Search code examples
stringjavajava-7java-6

String comparison - JDK versions produce different results


I've implemented a basic Guava predicate:

containsPatternIgnoreCase(@Nullable final String input) {
   checkNotNull(input);
   return new Predicate<String>() {
       @Override
       public boolean apply(@Nullable String current) {
           checkNotNull(current);
           return current.toLowerCase(ENGLISH).contains(input.toLowerCase(ENGLISH));
       }
   };
}

All is fine, but ONE test case fails on Travis:

assertThat(containsPatternIgnoreCase("TURKİYE").apply("turkiye güzel")).isTrue();

I took care of not inheriting from the default locale in my implementation, so I really wonder what can be wrong there. Could it depend on the JDK versions?

Here is what's used on my machine:

java version "1.6.0_45"
Java(TM) SE Runtime Environment (build 1.6.0_45-b06-451-10M4406)
Java HotSpot(TM) 64-Bit Server VM (build 20.45-b01-451, mixed mode)

And on Travis CI:

java version "1.7.0_17"
Java(TM) SE Runtime Environment (build 1.7.0_17-b02)
Java HotSpot(TM) 64-Bit Server VM (build 23.7-b01, mixed mode)

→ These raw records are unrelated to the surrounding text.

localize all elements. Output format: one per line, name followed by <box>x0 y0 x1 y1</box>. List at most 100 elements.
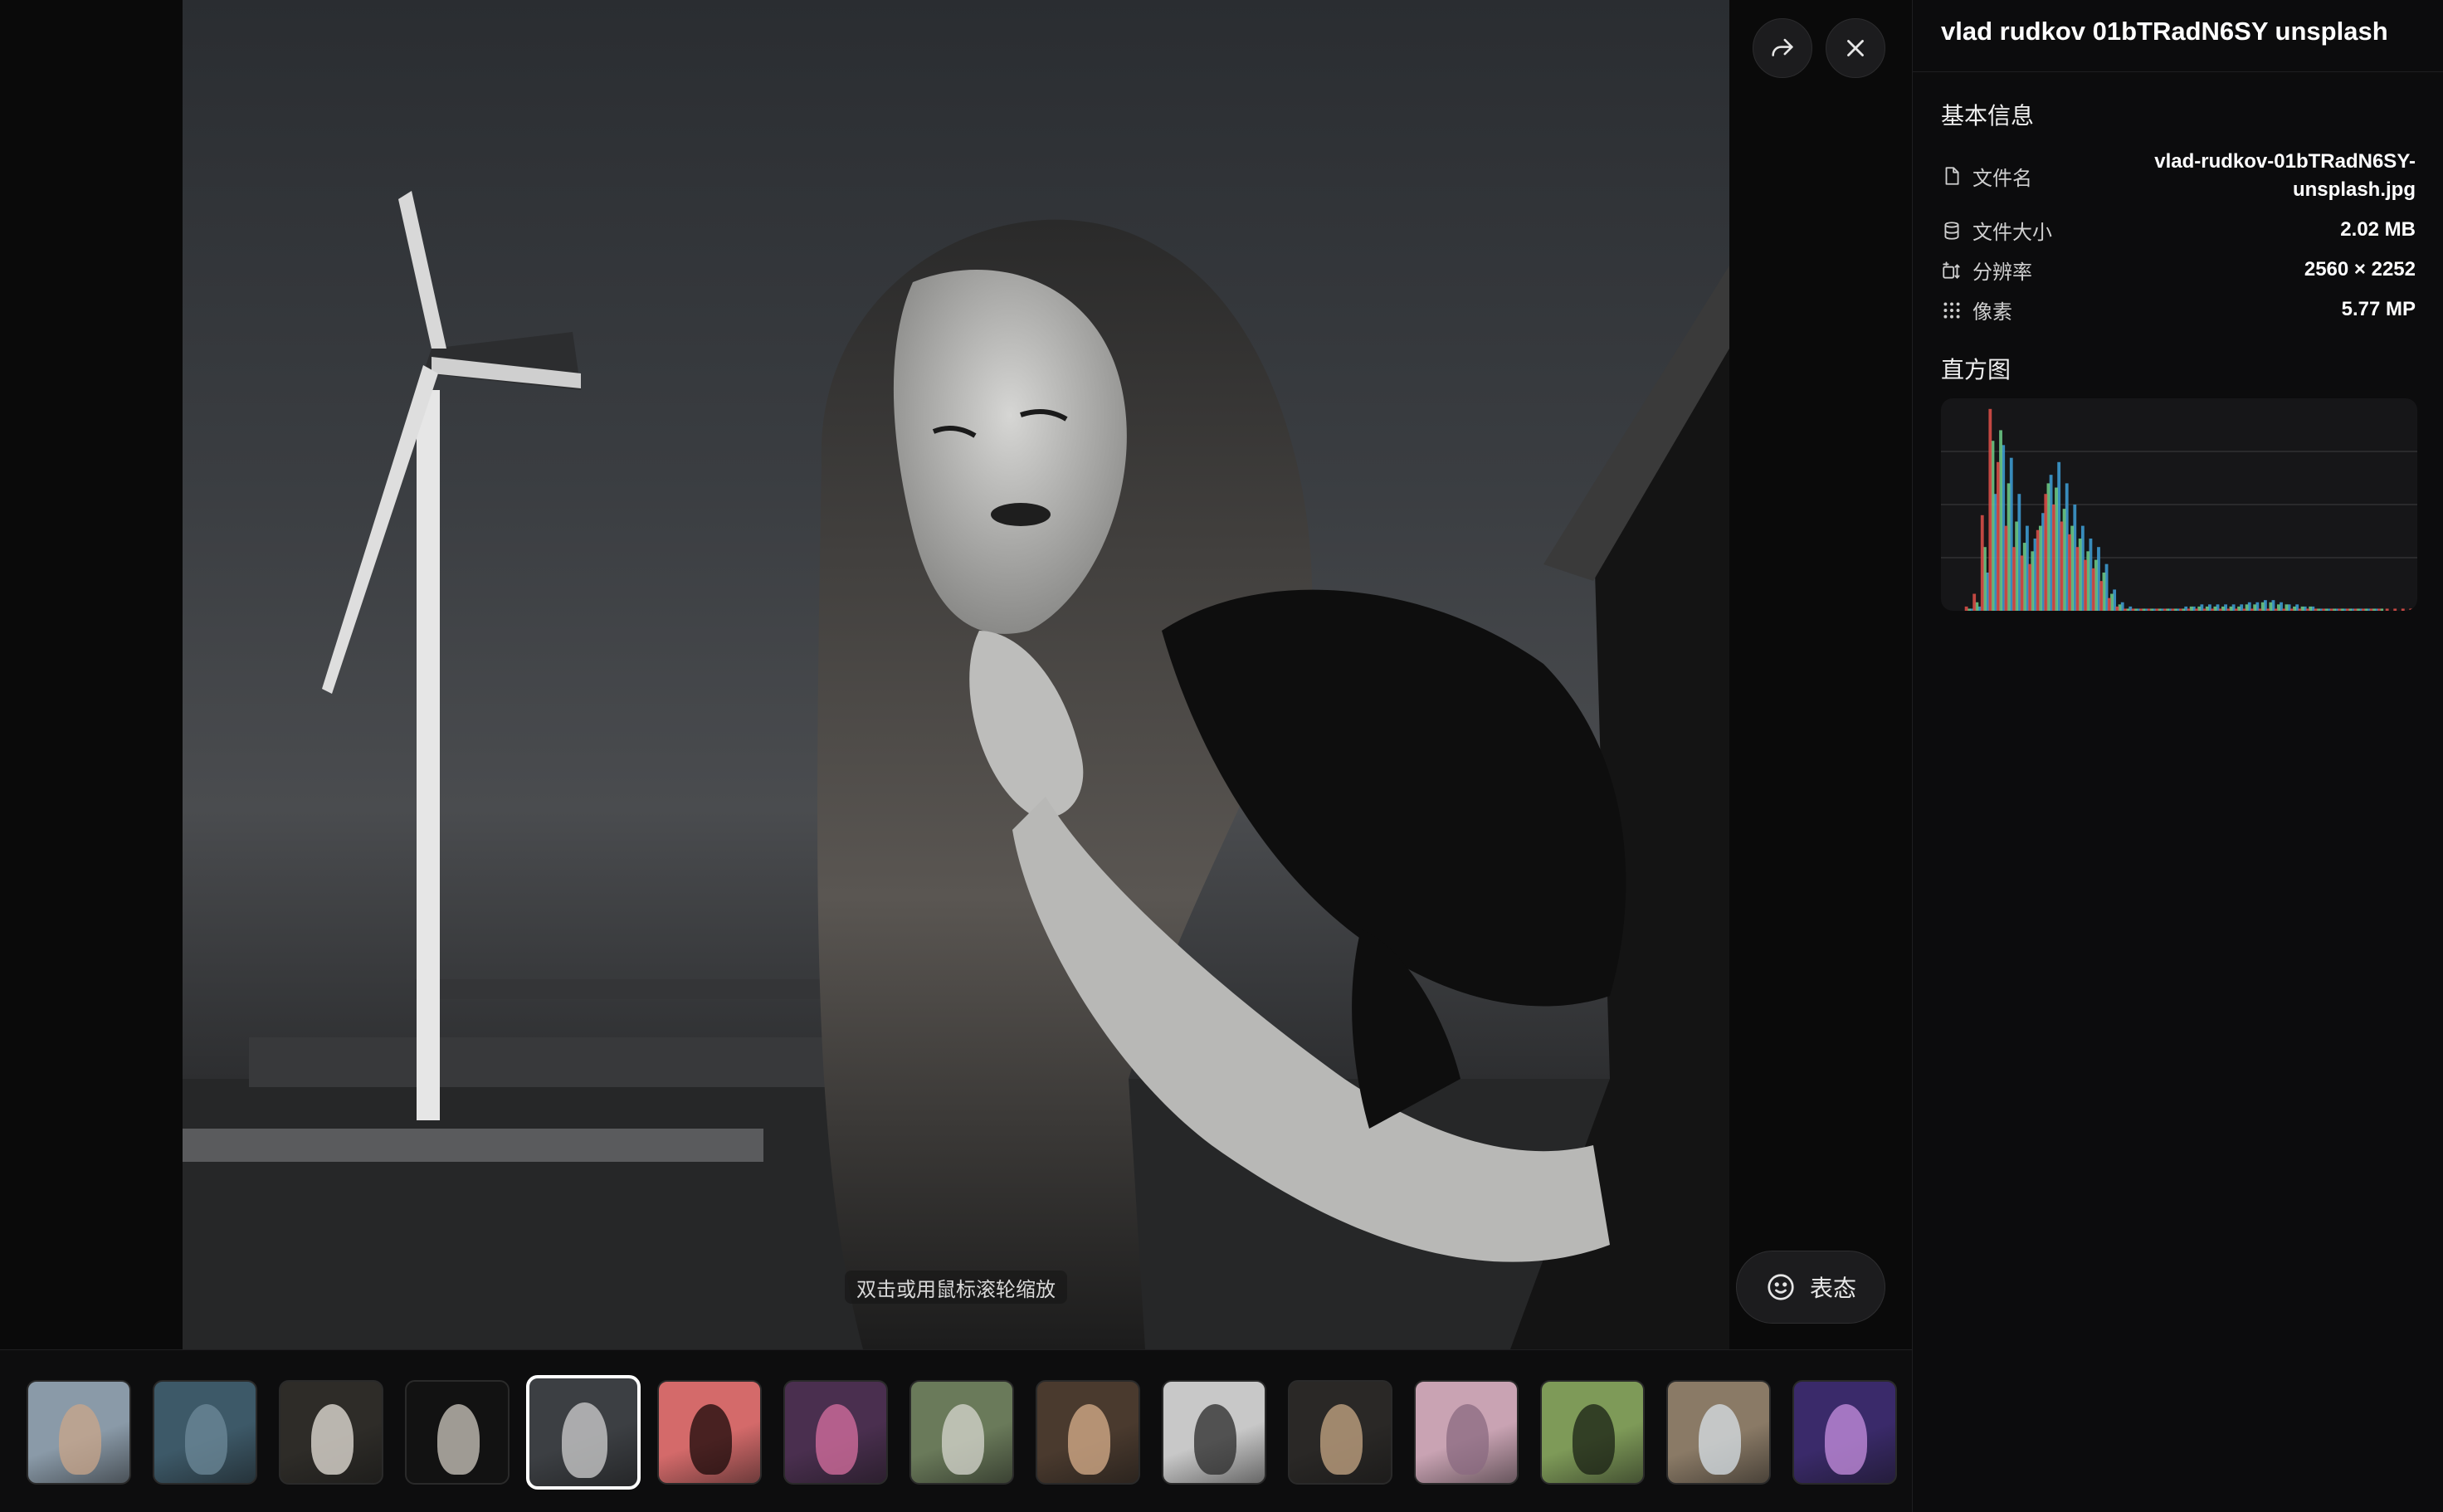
histogram-bar-red <box>2091 568 2095 611</box>
histogram-bar-red <box>2051 505 2055 611</box>
thumbnail-subject <box>941 1403 984 1475</box>
histogram-title: 直方图 <box>1941 356 2011 383</box>
row-filesize: 文件大小 2.02 MB <box>1941 216 2416 245</box>
filesize-key: 文件大小 <box>1972 221 2052 244</box>
histogram-bar-red <box>2377 608 2381 611</box>
thumbnail-dried-flowers-card[interactable] <box>1666 1380 1771 1485</box>
grid-icon <box>1943 301 1960 319</box>
histogram-bar-red <box>2099 581 2104 611</box>
thumbnail-red-abstract-curve[interactable] <box>657 1380 762 1485</box>
histogram-bar-red <box>2060 521 2064 611</box>
thumbnail-neon-street-night[interactable] <box>783 1380 888 1485</box>
thumbnail-ocean-waves[interactable] <box>153 1380 257 1485</box>
histogram-bar-red <box>2393 608 2397 611</box>
panel-title: vlad rudkov 01bTRadN6SY unsplash <box>1941 17 2388 46</box>
thumbnail-woman-in-field[interactable] <box>909 1380 1014 1485</box>
histogram-bar-red <box>2075 547 2080 611</box>
resolution-value: 2560 × 2252 <box>2304 258 2416 280</box>
histogram-bar-red <box>2179 608 2182 611</box>
thumbnail-subject <box>562 1402 607 1478</box>
histogram-bar-red <box>2329 608 2333 611</box>
filename-value-line1: vlad-rudkov-01bTRadN6SY- <box>2154 150 2416 173</box>
thumbnail-pink-clouds[interactable] <box>1414 1380 1519 1485</box>
thumbnail-table-still-life[interactable] <box>279 1380 383 1485</box>
filename-value-line2: unsplash.jpg <box>2292 178 2416 201</box>
histogram-bar-red <box>2211 608 2215 611</box>
info-panel: vlad rudkov 01bTRadN6SY unsplash 基本信息 文件… <box>1912 0 2443 1512</box>
histogram-bar-red <box>2028 563 2032 611</box>
histogram-bar-red <box>2163 608 2167 611</box>
zoom-hint: 双击或用鼠标滚轮缩放 <box>845 1271 1067 1304</box>
thumbnail-strip[interactable] <box>0 1349 1912 1512</box>
main-photo[interactable] <box>183 0 1729 1349</box>
histogram-bar-red <box>2250 608 2254 611</box>
histogram-bar-red <box>2195 608 2198 611</box>
pixels-value: 5.77 MP <box>2341 298 2416 320</box>
filename-value: vlad-rudkov-01bTRadN6SY- unsplash.jpg <box>2154 148 2416 204</box>
react-button[interactable]: 表态 <box>1736 1251 1885 1324</box>
histogram-bar-red <box>2409 608 2413 611</box>
database-icon <box>1944 221 1959 240</box>
histogram-bar-red <box>2012 547 2016 611</box>
histogram-bar-red <box>2385 608 2389 611</box>
histogram-bar-red <box>2139 608 2143 611</box>
histogram-bar-red <box>2234 608 2238 611</box>
thumbnail-purple-neon-figure[interactable] <box>1792 1380 1897 1485</box>
histogram-bar-red <box>1996 461 2000 611</box>
image-viewer[interactable]: 双击或用鼠标滚轮缩放 表态 <box>0 0 1912 1349</box>
histogram-bar-red <box>2353 608 2358 611</box>
histogram-bar-red <box>2004 525 2008 611</box>
share-icon <box>1772 38 1793 56</box>
thumbnail-subject <box>1698 1403 1741 1475</box>
histogram-bar-red <box>2124 608 2127 611</box>
thumbnail-subject <box>1067 1403 1110 1475</box>
histogram-bar-red <box>2314 608 2318 611</box>
histogram-bar-red <box>2068 534 2071 611</box>
histogram <box>1941 398 2417 611</box>
histogram-bar-red <box>2306 608 2309 611</box>
share-button[interactable] <box>1753 18 1812 78</box>
histogram-bar-red <box>1972 593 1977 611</box>
thumbnail-subject <box>1193 1403 1236 1475</box>
histogram-bar-red <box>2084 559 2088 611</box>
histogram-bar-red <box>2258 608 2262 611</box>
row-filename: 文件名 vlad-rudkov-01bTRadN6SY- unsplash.jp… <box>1941 148 2416 204</box>
react-label: 表态 <box>1809 1275 1856 1302</box>
histogram-bar-red <box>2044 494 2048 611</box>
close-button[interactable] <box>1826 18 1885 78</box>
thumbnail-subject <box>1824 1403 1867 1475</box>
histogram-bar-red <box>2187 608 2191 611</box>
histogram-bar-red <box>2115 606 2119 611</box>
histogram-bar-red <box>2338 608 2342 611</box>
thumbnail-woman-lying-bw[interactable] <box>1162 1380 1266 1485</box>
thumbnail-woman-windmill-bw[interactable] <box>526 1375 641 1490</box>
thumbnail-woman-black-hat[interactable] <box>1288 1380 1392 1485</box>
thumbnail-green-creature[interactable] <box>1540 1380 1645 1485</box>
histogram-bar-red <box>1980 515 1984 611</box>
histogram-bar-red <box>2274 608 2278 611</box>
resolution-icon <box>1943 261 1960 279</box>
row-pixels: 像素 5.77 MP <box>1941 295 2416 324</box>
histogram-bar-red <box>2036 529 2040 611</box>
thumbnail-subject <box>58 1403 101 1475</box>
histogram-bar-red <box>2322 608 2326 611</box>
photo-illustration <box>183 191 1729 1349</box>
histogram-bar-red <box>2345 608 2349 611</box>
thumbnail-champagne-glass[interactable] <box>405 1380 510 1485</box>
resolution-key: 分辨率 <box>1972 261 2032 284</box>
filesize-value: 2.02 MB <box>2340 218 2416 241</box>
pixels-key: 像素 <box>1972 300 2012 324</box>
thumbnail-blonde-portrait[interactable] <box>1036 1380 1140 1485</box>
histogram-bar-red <box>2242 608 2246 611</box>
thumbnail-subject <box>1319 1403 1363 1475</box>
histogram-bar-red <box>2401 608 2405 611</box>
close-icon <box>1847 40 1864 56</box>
histogram-bar-red <box>2107 597 2111 611</box>
filename-key: 文件名 <box>1972 166 2032 190</box>
histogram-bar-red <box>2171 608 2175 611</box>
thumbnail-portrait-woman-denim[interactable] <box>27 1380 131 1485</box>
histogram-bar-red <box>2226 608 2231 611</box>
basic-info-title: 基本信息 <box>1941 102 2035 129</box>
thumbnail-subject <box>1572 1403 1615 1475</box>
thumbnail-subject <box>689 1403 732 1475</box>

Thanks a lot for your help! Rolf


Solution

  • Casefolding is a complicated problem, and it is apparently not possible to get is "right" unless you use the right locale.

    This W3 page deals with this: http://www.w3.org/International/wiki/Case_folding

    Yes, you probably have found a JDK dependency here. But the fix is probably not to expect case-folding to be consistent if the locale doesn't match the language of the text (or text fragment) you are processing.